Thanks to the fantastic Girls That Scuba facebook group, I met Claudia from Dawn Dives Academy for a drink. We talked travel, badly behaved customers and everything Lanzarote. The dive sites here are a mixture between shore dives and boat dives, with reefs and walls providing plenty of opportunities for marine life to thrive. And on top of that, there's an underwater museum.
I'm an experienced diver now, I'm very calm and I do a lot of yoga - this adds together to make me pretty conservative on air consumption. The last time I dived I was with a mixed experience group. My first dive was really short because someone else was low on air quickly, so I was really keen not to have a repeat of this. I didn't need to worry at all!
Claudia and I had a perfect day of diving just the two of us. We geared up at the very organised dive shop before driving to Flamingo beach. Despite an underwater photography competition taking place, we wandered into the water, and within minutes Claudia had spotted an octopus. The sheltered harbour and rocky wall make it an ideal location for juvenile fish and things that prey on them. As we descended lower, there were huge shoals small mouthed grunts, as well as the comically long-nosed trumpet fish, prawns and barracudas. This was my longest dive ever. We spent 72 minutes in serene contemplation of a thriving marine ecosystem.
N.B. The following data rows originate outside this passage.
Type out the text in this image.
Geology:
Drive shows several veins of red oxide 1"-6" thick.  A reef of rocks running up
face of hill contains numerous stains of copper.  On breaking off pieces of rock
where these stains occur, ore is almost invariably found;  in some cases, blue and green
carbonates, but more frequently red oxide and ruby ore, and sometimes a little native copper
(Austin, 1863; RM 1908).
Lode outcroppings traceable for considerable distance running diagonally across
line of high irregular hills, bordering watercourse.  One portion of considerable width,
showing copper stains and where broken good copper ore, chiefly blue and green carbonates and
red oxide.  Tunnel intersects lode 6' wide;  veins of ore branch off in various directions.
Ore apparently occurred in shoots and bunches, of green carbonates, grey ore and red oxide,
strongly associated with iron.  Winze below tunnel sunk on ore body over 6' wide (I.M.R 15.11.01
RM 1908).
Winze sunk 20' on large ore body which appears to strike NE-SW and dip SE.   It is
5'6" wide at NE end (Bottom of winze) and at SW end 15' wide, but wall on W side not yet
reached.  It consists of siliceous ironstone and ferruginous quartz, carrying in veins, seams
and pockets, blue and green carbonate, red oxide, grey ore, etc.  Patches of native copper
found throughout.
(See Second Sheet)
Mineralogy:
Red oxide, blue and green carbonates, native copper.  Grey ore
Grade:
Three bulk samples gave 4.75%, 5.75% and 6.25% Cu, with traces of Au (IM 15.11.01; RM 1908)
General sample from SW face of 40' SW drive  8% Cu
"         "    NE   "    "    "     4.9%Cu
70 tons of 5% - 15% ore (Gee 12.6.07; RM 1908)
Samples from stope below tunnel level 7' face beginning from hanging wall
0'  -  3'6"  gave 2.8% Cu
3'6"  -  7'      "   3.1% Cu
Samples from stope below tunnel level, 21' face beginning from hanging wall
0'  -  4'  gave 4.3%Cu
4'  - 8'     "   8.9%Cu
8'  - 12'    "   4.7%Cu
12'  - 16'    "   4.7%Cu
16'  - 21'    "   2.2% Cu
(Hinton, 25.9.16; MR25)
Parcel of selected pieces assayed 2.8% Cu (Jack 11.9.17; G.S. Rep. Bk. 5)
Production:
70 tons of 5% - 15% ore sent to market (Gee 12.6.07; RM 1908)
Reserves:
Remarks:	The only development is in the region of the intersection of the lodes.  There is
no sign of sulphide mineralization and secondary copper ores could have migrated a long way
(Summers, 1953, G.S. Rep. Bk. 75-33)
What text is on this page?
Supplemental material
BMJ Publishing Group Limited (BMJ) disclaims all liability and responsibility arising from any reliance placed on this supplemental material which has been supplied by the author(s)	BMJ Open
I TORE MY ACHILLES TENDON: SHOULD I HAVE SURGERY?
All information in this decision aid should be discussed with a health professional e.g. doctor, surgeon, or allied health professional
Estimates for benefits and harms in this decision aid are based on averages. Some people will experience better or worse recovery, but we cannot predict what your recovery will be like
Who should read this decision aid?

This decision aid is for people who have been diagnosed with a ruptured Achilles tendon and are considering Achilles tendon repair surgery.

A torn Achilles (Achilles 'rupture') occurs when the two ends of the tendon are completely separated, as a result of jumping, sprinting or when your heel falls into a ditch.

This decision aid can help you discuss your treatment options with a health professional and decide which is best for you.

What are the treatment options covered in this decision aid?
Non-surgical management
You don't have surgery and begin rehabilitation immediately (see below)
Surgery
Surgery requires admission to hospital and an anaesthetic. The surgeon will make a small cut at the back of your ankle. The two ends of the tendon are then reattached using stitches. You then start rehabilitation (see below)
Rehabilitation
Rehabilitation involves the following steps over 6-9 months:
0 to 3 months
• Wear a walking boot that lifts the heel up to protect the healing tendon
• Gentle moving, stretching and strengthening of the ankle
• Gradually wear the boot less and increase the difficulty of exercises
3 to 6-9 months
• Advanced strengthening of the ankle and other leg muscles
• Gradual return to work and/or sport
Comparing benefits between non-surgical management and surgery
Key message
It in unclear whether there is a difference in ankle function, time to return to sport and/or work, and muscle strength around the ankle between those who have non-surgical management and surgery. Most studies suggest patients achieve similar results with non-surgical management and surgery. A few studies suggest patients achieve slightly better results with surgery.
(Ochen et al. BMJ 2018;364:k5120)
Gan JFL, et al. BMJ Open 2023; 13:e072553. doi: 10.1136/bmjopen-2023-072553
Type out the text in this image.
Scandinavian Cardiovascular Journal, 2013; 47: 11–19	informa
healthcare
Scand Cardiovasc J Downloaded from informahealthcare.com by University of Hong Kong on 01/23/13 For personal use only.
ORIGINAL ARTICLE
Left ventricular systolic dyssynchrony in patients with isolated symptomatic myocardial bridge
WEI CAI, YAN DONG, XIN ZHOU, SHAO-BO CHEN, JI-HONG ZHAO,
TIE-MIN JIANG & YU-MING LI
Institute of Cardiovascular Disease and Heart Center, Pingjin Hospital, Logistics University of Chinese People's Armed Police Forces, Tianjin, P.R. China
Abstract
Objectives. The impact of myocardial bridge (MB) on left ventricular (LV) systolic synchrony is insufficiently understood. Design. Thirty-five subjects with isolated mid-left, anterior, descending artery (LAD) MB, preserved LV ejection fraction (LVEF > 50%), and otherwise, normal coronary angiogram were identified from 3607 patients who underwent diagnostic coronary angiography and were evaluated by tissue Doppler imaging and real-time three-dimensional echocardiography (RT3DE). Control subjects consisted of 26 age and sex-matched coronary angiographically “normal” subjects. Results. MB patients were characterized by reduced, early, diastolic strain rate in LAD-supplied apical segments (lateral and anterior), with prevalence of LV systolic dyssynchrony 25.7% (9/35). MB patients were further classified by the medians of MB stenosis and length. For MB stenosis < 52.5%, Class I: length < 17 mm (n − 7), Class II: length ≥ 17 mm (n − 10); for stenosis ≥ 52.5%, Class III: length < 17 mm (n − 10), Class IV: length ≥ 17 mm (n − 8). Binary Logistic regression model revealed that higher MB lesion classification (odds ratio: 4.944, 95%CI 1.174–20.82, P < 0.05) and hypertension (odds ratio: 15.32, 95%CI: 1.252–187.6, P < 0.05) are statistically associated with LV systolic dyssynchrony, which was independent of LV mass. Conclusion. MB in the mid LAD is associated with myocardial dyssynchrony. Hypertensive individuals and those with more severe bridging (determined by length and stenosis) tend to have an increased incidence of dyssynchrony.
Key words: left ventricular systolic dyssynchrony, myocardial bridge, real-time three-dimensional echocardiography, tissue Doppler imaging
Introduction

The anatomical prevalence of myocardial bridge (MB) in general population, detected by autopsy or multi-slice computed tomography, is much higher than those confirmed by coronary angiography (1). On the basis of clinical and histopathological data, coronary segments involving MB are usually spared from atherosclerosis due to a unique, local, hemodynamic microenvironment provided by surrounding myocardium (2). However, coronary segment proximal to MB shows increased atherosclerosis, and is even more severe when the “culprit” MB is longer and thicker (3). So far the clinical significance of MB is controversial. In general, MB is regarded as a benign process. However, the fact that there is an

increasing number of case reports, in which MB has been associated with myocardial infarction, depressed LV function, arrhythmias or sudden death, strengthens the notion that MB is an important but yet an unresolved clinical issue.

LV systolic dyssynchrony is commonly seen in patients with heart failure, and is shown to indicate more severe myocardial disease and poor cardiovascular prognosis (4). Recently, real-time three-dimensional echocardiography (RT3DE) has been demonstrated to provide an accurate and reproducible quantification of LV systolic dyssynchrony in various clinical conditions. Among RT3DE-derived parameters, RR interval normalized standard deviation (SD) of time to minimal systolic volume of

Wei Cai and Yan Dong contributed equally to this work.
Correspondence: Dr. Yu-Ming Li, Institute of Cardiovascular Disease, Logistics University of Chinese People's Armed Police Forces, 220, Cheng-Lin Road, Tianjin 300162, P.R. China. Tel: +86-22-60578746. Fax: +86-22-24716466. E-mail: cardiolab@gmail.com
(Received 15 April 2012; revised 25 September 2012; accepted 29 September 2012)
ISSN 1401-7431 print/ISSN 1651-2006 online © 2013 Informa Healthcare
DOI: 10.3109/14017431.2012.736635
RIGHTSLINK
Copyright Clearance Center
As we left the water, seemingly hundreds of suited and booted divers were ready to get their first experience underway - we had been lucky and had the reef to ourselves.
Charlotte Reef introduced similar marine life to us including a moray eel and a tiny baby bright green fish in the seagrass. With another long dive, I was feeling cold before getting through my air - water temperatures of 22 degrees doesn't sound too bad but after warm water diving in Mexico and Egypt, it felt cold after such a long time.
Our final dive was a boat dive at the Underwater Museum. We drove to the harbour and jumped on the boat shared by different dive shops. After rolling our eyes at the macho dive instructors sharing our trip, the short boat ride took us to Jason deCaires Taylor's collection of sculptures which lie in the sheltered bay. Claudia was really knowledgeable about the symbolism of different statues as well as on the history of the Museum. Local people were used as models for the life-sized sculptures, which represent different important themes including greed, wealth and the plight of refugees.
After rejoining the boat (I was quite smug that we'd had the longest dive and the macho men were waiting for us), we had time to chat about the experience. The statues have a bit of a creepy vibe. Algae has grown over the surfaces, giving a sense of decay. However, I was surprised by the sheer abundance of life enjoying the museum. A couple of giant anemones have made their homes in secluded corners, whilst we were surprised by the sudden appearance of a school of sardines and then again by a busy squid whizzing by. In an otherwise empty part of the ocean floor, Jason deCaires Taylor has achieved his aim of linking culture, conversation and tourism.